I'll bet I've packed 50 set of wheel bearings & I don't think I could do a set in less than 5 hours.
5 hours is way too much time to pack wheel bearings.
That's just one step in the job of changing brake rotors on an '80-96 Bronco, and it doesn't take me 2 hrs to do that whole job in someone else's driveway.
I have both, but I highly recommend the 2nd type:
This & the NEXT few show its use:
https://www.supermotors.net/vehicles/registry/media/150156
If a bolt is rusted and can’t easily be taken out, that may take an extra hour but not 5.
How many things are attached by 1 bolt? And if 1 bolt is rusted to #3!!, probably all of them are. So if each rusty bolt takes an extra hour or 2, it adds up.
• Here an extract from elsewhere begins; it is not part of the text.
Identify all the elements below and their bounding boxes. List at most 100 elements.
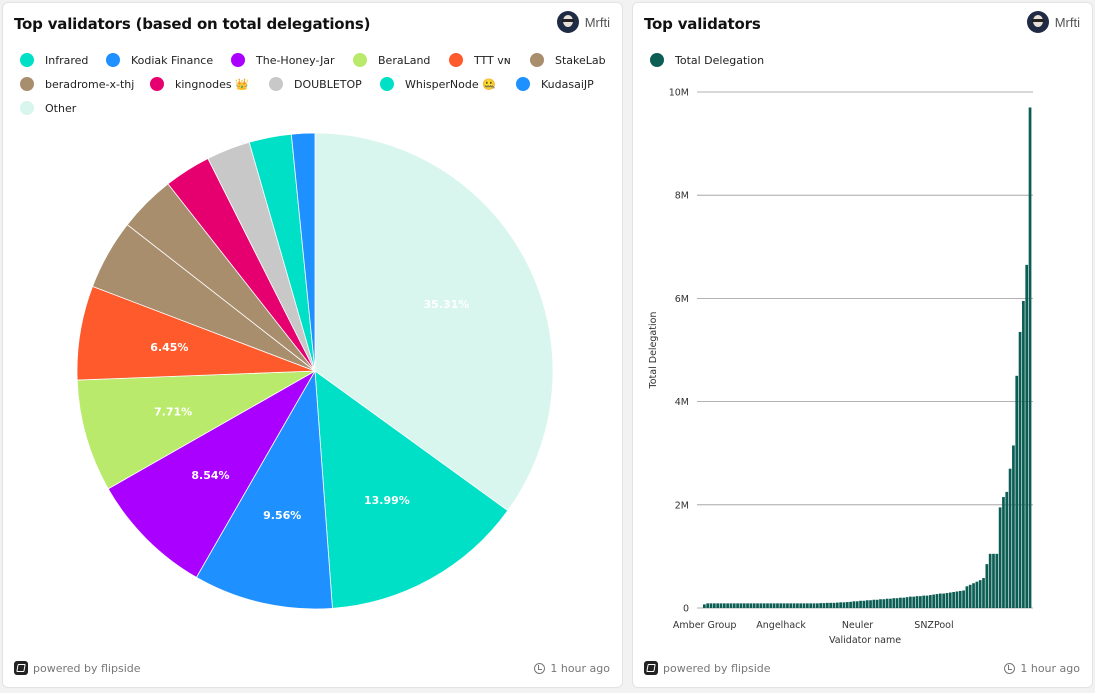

And you also have to consider incidental extra labor - some frozen bolts require a torch to remove, and that can mean additional unrelated repair labor & parts. Either to R&I things that can't tolerate the torch, or to replace things damaged by that heat. The shop can either prepare you in advance by telling you "yeah, we can change out that engine mount, but we might also have to replace the exhaust manifolds & Y-pipe", OR they can tell you later "yeah, we got that engine mount changed for ya, but the bolts were rusted so badly that we had to pull the manifolds to extract them, and the Y-pipe broke apart when we were taking it loose." Which would you prefer? Either way: a pro can make an educated guess as to how much extra labor will be involved in doing an "apparently-simple" job on an antique off-road truck with who-knows-how-many latent problems. But even an educated guess can be off by hours.
So I'm still
NOT discouraging anyone from posting what a particular job cost - I'm just saying that NO ONE should attempt to "bully" his local shop into letting an internet discussion dictate its pricing. You'll only come away feeling foolish.
If you want to DIY, go for it. But be prepared for all the unknowns that can (& usually DO) crop up when working on a well-used (AB-used?) antique work truck.
If you DON'T want those headaches, find a pro you trust to do it the way you want it done, ask him what HE thinks it'll cost you for him to do it, and ask him what he THINKS would be the maximum increase to that price if all hell breaks loose. Then be prepared to pay him for the work he did correctly (including unforseen work that was incidental to the work you requested). If you think he inflated the bill, don't go back. If you think he ripped you off, try to find some other pro who'll testify to it in your lawsuit.
If neither of those appeals to you, sell your eB & buy a new Escape with a warranty.